Mr. Manandhar's first peace walk was between Kathmandu and Lumbini in 2001, when the Japanese inaugurated the largest peace pagoda in Buddha's birthplace. The walk was 460 kilometers long, and took one month. Krishnaman-ji joined the peace march from Seattle to Ground Zero, NYC, after the WTC bombings. He started in Washington D.C and walked for a month. Other peace marches followed: from Albany to NY, and then from Los Angeles to San Francisco. Future projects and invitations to lead marches keep arriving.
His most urgent project, however, remains an interfaith stupa, build on the model of Swayambhu, that will represent six world religions. The land and the initiative, he hopes, will come from local Quaker families of Bucks County, PA, where he plans to go for a peace walk in September 2003.
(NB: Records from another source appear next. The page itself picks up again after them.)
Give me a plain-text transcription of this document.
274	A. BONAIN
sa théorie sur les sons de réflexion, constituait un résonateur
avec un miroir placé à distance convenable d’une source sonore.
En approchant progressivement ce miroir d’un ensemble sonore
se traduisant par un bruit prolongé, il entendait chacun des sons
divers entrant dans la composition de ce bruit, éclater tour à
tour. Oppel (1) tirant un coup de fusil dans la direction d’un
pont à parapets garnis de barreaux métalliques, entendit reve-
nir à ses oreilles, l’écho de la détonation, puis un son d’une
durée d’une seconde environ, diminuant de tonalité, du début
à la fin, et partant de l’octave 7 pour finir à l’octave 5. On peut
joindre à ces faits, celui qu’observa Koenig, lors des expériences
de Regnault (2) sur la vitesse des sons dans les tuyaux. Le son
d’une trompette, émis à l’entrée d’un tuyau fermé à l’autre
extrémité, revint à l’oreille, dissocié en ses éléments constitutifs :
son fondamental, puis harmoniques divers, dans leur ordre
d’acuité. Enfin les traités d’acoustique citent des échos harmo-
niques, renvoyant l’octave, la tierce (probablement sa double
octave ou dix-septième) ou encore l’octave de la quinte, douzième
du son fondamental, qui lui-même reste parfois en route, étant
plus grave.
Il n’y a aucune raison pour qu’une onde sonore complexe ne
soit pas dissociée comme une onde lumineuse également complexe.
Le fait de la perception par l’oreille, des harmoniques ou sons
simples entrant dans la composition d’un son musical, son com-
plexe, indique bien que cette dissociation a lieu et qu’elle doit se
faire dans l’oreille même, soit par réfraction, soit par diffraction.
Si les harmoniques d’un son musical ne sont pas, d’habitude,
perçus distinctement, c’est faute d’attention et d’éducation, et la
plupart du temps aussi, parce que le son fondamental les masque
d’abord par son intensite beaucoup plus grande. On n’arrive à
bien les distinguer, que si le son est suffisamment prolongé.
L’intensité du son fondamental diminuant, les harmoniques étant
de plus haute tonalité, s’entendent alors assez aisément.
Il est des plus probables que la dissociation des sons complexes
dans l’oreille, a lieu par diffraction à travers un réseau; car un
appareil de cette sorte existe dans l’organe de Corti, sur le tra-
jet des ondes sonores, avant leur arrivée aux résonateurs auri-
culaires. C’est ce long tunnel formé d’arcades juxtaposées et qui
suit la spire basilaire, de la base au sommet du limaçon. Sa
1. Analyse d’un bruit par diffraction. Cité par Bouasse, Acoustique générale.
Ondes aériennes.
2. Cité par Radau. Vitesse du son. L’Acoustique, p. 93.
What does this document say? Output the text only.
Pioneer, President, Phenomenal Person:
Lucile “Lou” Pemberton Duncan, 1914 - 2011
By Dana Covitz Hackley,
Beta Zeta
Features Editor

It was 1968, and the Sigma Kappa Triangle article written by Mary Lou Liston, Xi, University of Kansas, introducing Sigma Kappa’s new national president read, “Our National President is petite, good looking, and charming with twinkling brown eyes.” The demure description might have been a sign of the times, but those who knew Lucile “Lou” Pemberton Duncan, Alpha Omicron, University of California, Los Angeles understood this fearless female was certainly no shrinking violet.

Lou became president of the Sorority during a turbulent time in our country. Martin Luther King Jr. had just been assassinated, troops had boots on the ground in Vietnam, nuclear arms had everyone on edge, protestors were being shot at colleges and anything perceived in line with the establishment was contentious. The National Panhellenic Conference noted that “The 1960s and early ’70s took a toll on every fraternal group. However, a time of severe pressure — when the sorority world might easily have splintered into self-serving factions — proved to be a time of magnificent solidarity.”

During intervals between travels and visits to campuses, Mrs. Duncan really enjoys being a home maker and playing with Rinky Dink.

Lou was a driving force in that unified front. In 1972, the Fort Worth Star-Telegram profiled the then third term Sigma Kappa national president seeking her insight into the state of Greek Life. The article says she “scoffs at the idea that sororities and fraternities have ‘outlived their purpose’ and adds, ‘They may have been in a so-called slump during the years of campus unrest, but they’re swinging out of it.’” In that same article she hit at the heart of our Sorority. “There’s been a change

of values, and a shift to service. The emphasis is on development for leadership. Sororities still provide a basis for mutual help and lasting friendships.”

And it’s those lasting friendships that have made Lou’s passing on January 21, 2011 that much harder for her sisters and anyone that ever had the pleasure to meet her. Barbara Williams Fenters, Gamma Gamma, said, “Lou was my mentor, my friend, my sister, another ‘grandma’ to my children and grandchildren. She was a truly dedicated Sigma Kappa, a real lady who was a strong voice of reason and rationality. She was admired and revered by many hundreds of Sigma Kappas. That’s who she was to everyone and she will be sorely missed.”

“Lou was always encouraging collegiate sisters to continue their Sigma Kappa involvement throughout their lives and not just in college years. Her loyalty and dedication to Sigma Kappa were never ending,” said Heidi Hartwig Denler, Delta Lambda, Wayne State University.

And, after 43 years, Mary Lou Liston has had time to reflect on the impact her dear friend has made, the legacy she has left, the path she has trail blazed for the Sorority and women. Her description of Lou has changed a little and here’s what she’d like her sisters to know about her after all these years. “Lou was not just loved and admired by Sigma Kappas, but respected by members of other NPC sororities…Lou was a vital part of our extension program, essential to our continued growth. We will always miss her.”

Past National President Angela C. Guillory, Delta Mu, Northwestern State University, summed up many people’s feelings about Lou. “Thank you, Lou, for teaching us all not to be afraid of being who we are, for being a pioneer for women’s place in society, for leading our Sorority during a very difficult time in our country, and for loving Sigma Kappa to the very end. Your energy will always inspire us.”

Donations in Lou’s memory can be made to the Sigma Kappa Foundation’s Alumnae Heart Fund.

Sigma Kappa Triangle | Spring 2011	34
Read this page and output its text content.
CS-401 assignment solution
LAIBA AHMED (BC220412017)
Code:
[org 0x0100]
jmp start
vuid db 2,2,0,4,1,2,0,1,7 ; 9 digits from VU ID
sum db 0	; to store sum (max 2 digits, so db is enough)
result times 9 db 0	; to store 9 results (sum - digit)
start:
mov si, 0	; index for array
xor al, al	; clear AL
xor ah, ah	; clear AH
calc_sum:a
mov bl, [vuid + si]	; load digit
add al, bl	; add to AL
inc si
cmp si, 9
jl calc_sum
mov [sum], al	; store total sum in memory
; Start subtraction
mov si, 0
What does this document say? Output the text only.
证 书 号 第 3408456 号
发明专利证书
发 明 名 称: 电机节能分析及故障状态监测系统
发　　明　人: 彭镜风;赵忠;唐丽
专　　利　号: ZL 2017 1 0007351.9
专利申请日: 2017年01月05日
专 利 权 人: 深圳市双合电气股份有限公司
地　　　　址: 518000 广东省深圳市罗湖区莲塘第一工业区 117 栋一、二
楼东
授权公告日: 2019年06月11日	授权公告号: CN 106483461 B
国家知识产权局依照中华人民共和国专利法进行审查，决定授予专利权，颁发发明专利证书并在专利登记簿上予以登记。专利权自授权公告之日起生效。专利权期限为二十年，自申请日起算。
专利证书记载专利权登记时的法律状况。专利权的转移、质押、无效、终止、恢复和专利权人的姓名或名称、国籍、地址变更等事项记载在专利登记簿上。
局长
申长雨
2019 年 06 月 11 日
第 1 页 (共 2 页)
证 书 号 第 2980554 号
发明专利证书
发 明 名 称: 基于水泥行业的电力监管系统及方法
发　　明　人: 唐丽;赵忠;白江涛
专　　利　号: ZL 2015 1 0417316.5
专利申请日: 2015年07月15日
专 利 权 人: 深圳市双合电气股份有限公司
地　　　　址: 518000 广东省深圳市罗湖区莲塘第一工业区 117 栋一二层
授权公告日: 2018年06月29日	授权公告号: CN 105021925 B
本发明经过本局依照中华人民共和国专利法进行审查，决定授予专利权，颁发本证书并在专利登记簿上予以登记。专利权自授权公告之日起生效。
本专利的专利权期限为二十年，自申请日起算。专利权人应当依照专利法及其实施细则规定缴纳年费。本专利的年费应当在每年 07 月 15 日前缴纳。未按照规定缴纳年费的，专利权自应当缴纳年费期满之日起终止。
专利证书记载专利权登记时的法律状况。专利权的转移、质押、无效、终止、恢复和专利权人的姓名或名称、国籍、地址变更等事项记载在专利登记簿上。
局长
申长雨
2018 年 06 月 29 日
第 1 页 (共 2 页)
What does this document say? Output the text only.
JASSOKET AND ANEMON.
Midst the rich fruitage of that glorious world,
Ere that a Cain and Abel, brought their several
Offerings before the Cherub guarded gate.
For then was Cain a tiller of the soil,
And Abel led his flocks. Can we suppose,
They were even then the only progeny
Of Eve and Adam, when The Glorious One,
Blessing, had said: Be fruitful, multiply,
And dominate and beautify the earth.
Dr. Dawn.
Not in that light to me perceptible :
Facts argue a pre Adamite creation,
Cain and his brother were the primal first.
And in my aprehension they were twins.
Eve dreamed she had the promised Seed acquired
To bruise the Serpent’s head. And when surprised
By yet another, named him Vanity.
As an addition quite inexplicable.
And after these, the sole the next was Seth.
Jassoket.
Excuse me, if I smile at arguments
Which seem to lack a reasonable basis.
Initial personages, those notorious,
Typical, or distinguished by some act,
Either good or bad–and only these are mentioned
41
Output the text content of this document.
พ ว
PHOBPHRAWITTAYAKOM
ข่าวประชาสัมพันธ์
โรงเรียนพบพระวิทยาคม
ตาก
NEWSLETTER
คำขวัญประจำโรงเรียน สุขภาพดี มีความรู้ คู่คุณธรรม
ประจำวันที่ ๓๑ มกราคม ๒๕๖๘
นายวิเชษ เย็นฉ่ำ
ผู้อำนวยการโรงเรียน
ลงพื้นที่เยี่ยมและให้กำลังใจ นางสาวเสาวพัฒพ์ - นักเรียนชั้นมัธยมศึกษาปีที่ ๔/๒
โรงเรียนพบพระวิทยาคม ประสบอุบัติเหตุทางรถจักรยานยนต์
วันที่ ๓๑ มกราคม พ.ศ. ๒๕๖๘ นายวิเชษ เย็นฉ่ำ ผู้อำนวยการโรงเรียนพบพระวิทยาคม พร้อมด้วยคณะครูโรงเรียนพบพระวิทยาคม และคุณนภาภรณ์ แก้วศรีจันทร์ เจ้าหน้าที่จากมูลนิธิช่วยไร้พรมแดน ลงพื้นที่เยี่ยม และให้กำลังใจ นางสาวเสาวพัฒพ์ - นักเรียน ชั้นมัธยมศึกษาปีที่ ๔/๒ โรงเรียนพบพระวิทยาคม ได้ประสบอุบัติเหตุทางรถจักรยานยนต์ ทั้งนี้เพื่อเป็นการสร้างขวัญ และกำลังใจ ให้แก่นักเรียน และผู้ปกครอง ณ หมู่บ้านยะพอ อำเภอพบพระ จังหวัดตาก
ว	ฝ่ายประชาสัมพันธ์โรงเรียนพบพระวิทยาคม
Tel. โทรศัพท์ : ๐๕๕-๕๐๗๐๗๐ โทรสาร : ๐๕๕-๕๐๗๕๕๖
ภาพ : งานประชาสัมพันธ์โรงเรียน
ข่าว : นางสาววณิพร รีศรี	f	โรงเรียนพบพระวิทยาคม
"When we were on the peach march, people said prayers from their own religious tradition at the end of the day. Then we talked about our experiences," he says, "I thought about an interfaith stupa during that time. The Peace Stupa will have six stupas, representing Judaism, Christianity, Islam, Hinduism, Buddhism and Native American religions."

Whether as a monk or as a cultural ambassador, Mr. Manandhar is doing his share of bringing intercultural harmony to a troubled world. "If my health holds," he says, "I have been invited to lead a peace walk in Mexico. And then in Jordan." When it comes to peace, the world, it seems, is the limit.